7. The dual-axis gimbal direct-drive structure for a large-aperture MEMS piezoelectric fast-reflecting mirror according to claim 1, characterized in that: The universal joint structure (4) includes two sets of mutually orthogonal flexible connecting shafts. One set is used to realize the Y-axis deflection of the central reflective mirror (5) relative to the inner ring drive structure (3), and the other set is used to realize the X-axis deflection of the inner ring drive structure (3) relative to the outer ring drive structure (2). The two axes are perpendicular to each other and realize motion decoupling.

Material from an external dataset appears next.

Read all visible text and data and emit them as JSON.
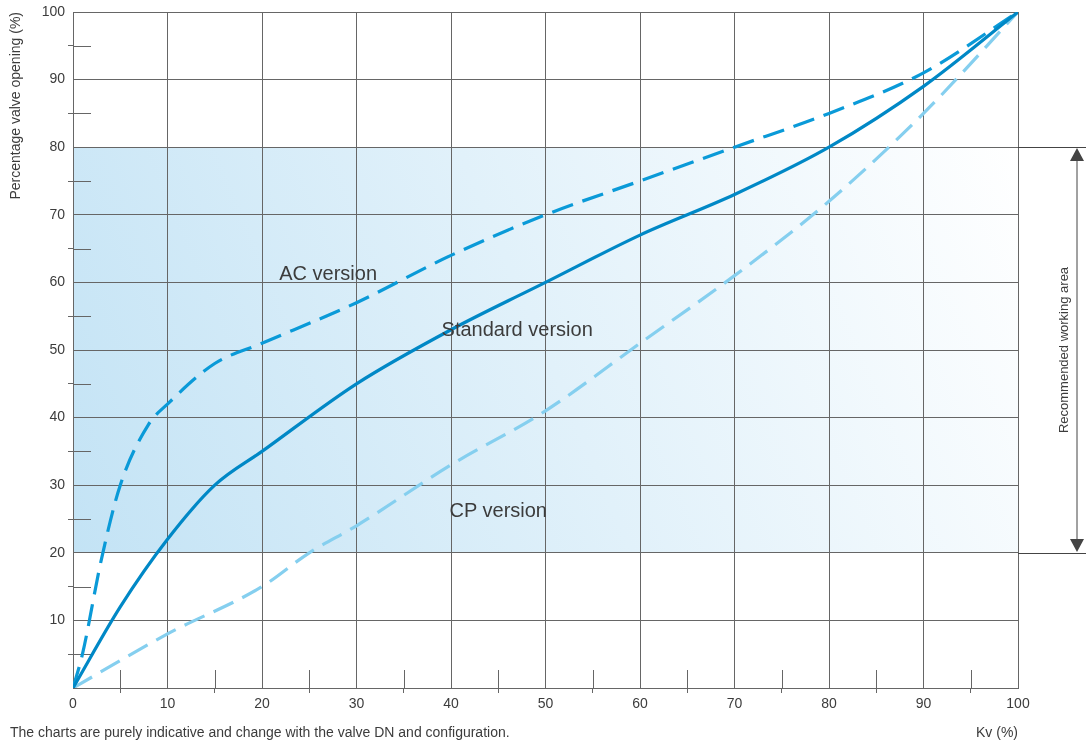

8. The dual-axis gimbal direct-drive structure for a large-aperture MEMS piezoelectric fast-reflecting mirror according to claim 1, characterized in that: The central reflecting mirror (5) is a circular mirror, and the diameter of the central reflecting mirror (5) is at least on the order of millimeters. Furthermore, the size of the central reflecting mirror (5) is larger than that of a typical scanning MEMS micromirror.
9. The dual-axis gimbal direct-drive structure for a large-aperture MEMS piezoelectric fast-reflecting mirror according to claim 1, characterized in that: The mirror support structure (6) is a reinforced structure formed by a combination of radial stiffeners and annular stiffeners. The radial stiffeners extend from the center of the mirror to the outer periphery, and the annular stiffeners are connected to each radial stiffener, thereby forming a support network with high rigidity.